When Sandy finally approached, she got a quick swat on the bottom and was sent back to the sandpit, crying. "Next time, I will really give you something to cry about, if you lie to me again!" Mum said, going back to her housework.
Dad, as it was in those days, came home from work via the pub. He would be a little tipsy and cuddle Mum and squeeze her bottom while Mum tried to get his dinner from the oven. Then he would chase us around the lounge and dining room, trying to tickle us. His prickly chin scratched our bellies, as he blew bubbles.
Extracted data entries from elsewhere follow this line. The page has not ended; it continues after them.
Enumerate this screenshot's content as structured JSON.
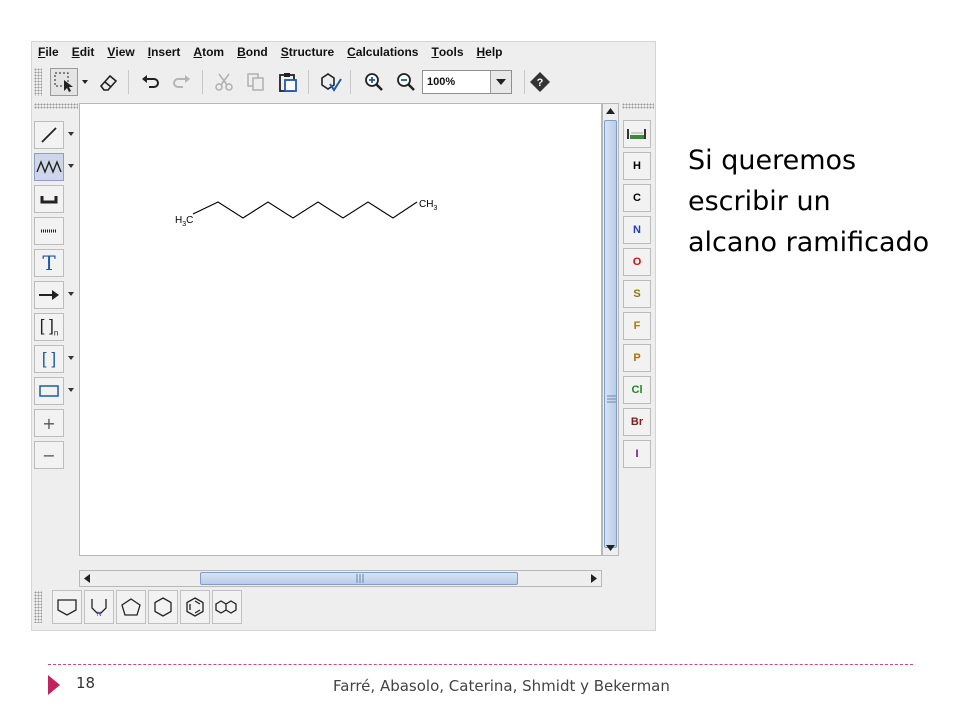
{
  "menu": {
    "items": [
      {
        "key": "F",
        "rest": "ile"
      },
      {
        "key": "E",
        "rest": "dit"
      },
      {
        "key": "V",
        "rest": "iew"
      },
      {
        "key": "I",
        "rest": "nsert"
      },
      {
        "key": "A",
        "rest": "tom"
      },
      {
        "key": "B",
        "rest": "ond"
      },
      {
        "key": "S",
        "rest": "tructure"
      },
      {
        "key": "C",
        "rest": "alculations"
      },
      {
        "key": "T",
        "rest": "ools"
      },
      {
        "key": "H",
        "rest": "elp"
      }
    ]
  },
  "toolbar": {
    "zoom_value": "100%",
    "icons": [
      "selection-icon",
      "eraser-icon",
      "undo-icon",
      "redo-icon",
      "cut-icon",
      "copy-icon",
      "paste-icon",
      "clean-icon",
      "zoom-in-icon",
      "zoom-out-icon",
      "help-icon"
    ]
  },
  "left_tools": {
    "text_tool_label": "T",
    "bracket_n_label": "[ ]",
    "bracket_n_sub": "n",
    "bracket_label": "[ ]",
    "charge_plus": "+",
    "charge_minus": "−"
  },
  "molecule": {
    "left_label": {
      "main": "H",
      "sub": "3",
      "tail": "C"
    },
    "right_label": {
      "main": "CH",
      "sub": "3"
    }
  },
  "elements": [
    {
      "symbol": "H",
      "color": "#000000"
    },
    {
      "symbol": "C",
      "color": "#000000"
    },
    {
      "symbol": "N",
      "color": "#1f3fc0"
    },
    {
      "symbol": "O",
      "color": "#d01010"
    },
    {
      "symbol": "S",
      "color": "#8c7a00"
    },
    {
      "symbol": "F",
      "color": "#b07800"
    },
    {
      "symbol": "P",
      "color": "#b07000"
    },
    {
      "symbol": "Cl",
      "color": "#1a8a1a"
    },
    {
      "symbol": "Br",
      "color": "#7a2020"
    },
    {
      "symbol": "I",
      "color": "#6a1a9a"
    }
  ],
  "templates": {
    "pyrrolidine_atom": "N"
  },
  "slide": {
    "lines": [
      "Si queremos",
      "escribir un",
      "alcano ramificado"
    ]
  },
  "footer": {
    "page_number": "18",
    "authors": "Farré, Abasolo, Caterina, Shmidt y Bekerman",
    "accent_color": "#c0235f"
  }
}
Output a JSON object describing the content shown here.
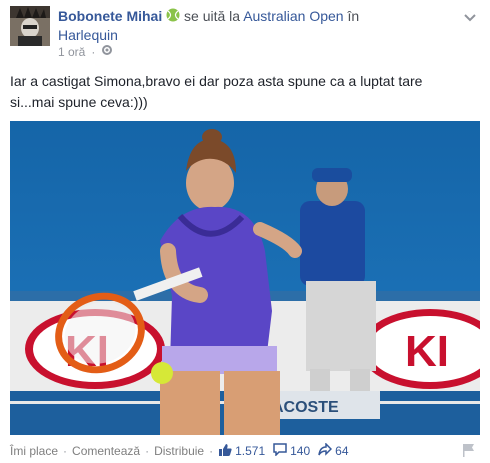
{
  "post": {
    "author": "Bobonete Mihai",
    "activity_prefix": "se uită la",
    "activity_subject": "Australian Open",
    "activity_sep": "în",
    "place": "Harlequin",
    "time": "1 oră",
    "text": "Iar a castigat Simona,bravo ei dar poza asta spune ca a luptat tare si...mai spune ceva:)))"
  },
  "photo": {
    "description_icons": [
      "tennis-player",
      "tennis-racket",
      "tennis-ball",
      "line-judge",
      "kia-ad-board"
    ],
    "ad_text_left": "KI",
    "ad_text_right": "KI",
    "board_text": "ACOSTE"
  },
  "actions": {
    "like_label": "Îmi place",
    "comment_label": "Comentează",
    "share_label": "Distribuie",
    "likes_count": "1.571",
    "comments_count": "140",
    "shares_count": "64"
  },
  "colors": {
    "link": "#365899",
    "court_blue": "#1f6fb0",
    "ad_red": "#c8102e"
  }
}
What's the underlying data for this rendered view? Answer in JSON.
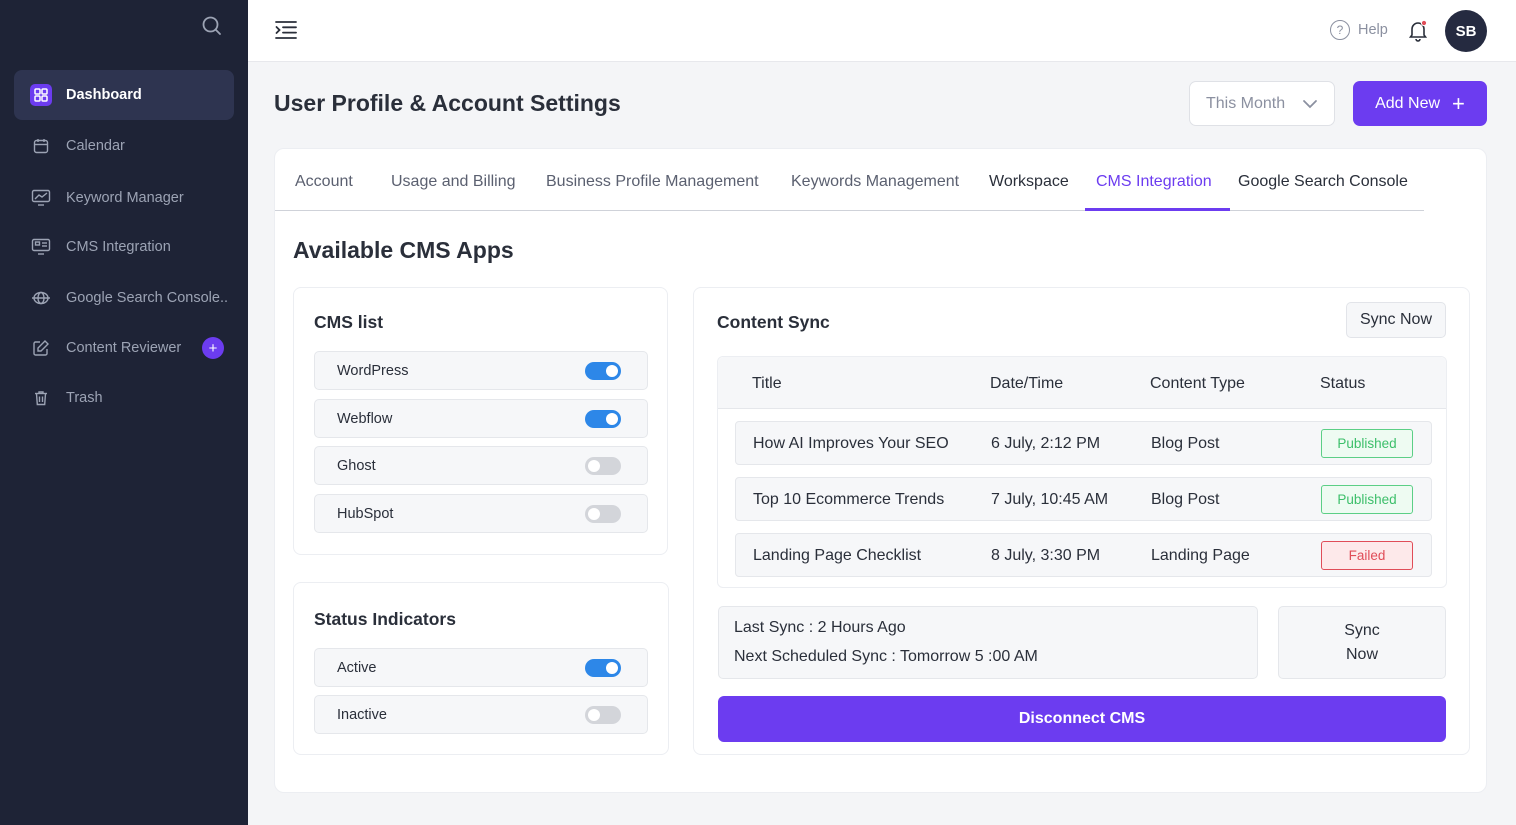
{
  "sidebar": {
    "items": [
      {
        "label": "Dashboard",
        "icon": "grid-icon"
      },
      {
        "label": "Calendar",
        "icon": "calendar-icon"
      },
      {
        "label": "Keyword Manager",
        "icon": "chart-monitor-icon"
      },
      {
        "label": "CMS Integration",
        "icon": "cms-monitor-icon"
      },
      {
        "label": "Google Search Console..",
        "icon": "globe-icon"
      },
      {
        "label": "Content Reviewer",
        "icon": "edit-icon",
        "badge": "+"
      },
      {
        "label": "Trash",
        "icon": "trash-icon"
      }
    ]
  },
  "topbar": {
    "help_label": "Help",
    "avatar_initials": "SB"
  },
  "header": {
    "title": "User Profile & Account Settings",
    "period_select": "This Month",
    "add_new_label": "Add New",
    "add_new_icon": "+"
  },
  "tabs": [
    {
      "label": "Account"
    },
    {
      "label": "Usage and Billing"
    },
    {
      "label": "Business Profile Management"
    },
    {
      "label": "Keywords Management"
    },
    {
      "label": "Workspace"
    },
    {
      "label": "CMS Integration",
      "active": true
    },
    {
      "label": "Google Search Console"
    }
  ],
  "section_title": "Available CMS Apps",
  "cms_list": {
    "title": "CMS list",
    "items": [
      {
        "label": "WordPress",
        "enabled": true
      },
      {
        "label": "Webflow",
        "enabled": true
      },
      {
        "label": "Ghost",
        "enabled": false
      },
      {
        "label": "HubSpot",
        "enabled": false
      }
    ]
  },
  "status_indicators": {
    "title": "Status Indicators",
    "items": [
      {
        "label": "Active",
        "enabled": true
      },
      {
        "label": "Inactive",
        "enabled": false
      }
    ]
  },
  "content_sync": {
    "title": "Content Sync",
    "sync_now_label": "Sync Now",
    "columns": [
      "Title",
      "Date/Time",
      "Content Type",
      "Status"
    ],
    "rows": [
      {
        "title": "How AI Improves Your SEO",
        "datetime": "6 July, 2:12 PM",
        "type": "Blog Post",
        "status": "Published"
      },
      {
        "title": "Top 10 Ecommerce Trends",
        "datetime": "7 July, 10:45 AM",
        "type": "Blog Post",
        "status": "Published"
      },
      {
        "title": "Landing Page Checklist",
        "datetime": "8 July, 3:30 PM",
        "type": "Landing Page",
        "status": "Failed"
      }
    ],
    "last_sync": "Last Sync :  2 Hours Ago",
    "next_sync": "Next Scheduled Sync : Tomorrow 5 :00 AM",
    "side_sync_line1": "Sync",
    "side_sync_line2": "Now",
    "disconnect_label": "Disconnect CMS"
  },
  "colors": {
    "accent": "#6c3cf0",
    "sidebar_bg": "#1e2336",
    "toggle_on": "#2d87e8",
    "published": "#3cbf6a",
    "failed": "#e04d58"
  }
}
His job was to tuck us in at bedtime, and it was just as I remember. The bear of a man carrying my limp body over his shoulder, throwing me into the bed and pulling the covers up under my chin. "I love you, Dad," I said through my yawn.
"I love you too, little man."
1980's
The last days of school were a struggle, just like the last time. The school was trying to keep a lid on things, but the eighteen-year-olds, that most of us were by then, could drink, smoke, and drive a car; but still had to take orders from teachers that we had come to realise, were as fucked up as we were.
Sister Mona was the worst! She had hated me from the Mument she first laid eyes on me. I had tried to rationalise her actions, but she was just a bitch; and there was next to nothing I could do about it. I decided to give it one more try, before I left. Her status as the assistant principal gave her authority over all the students, and she used it to instill fear into everyone.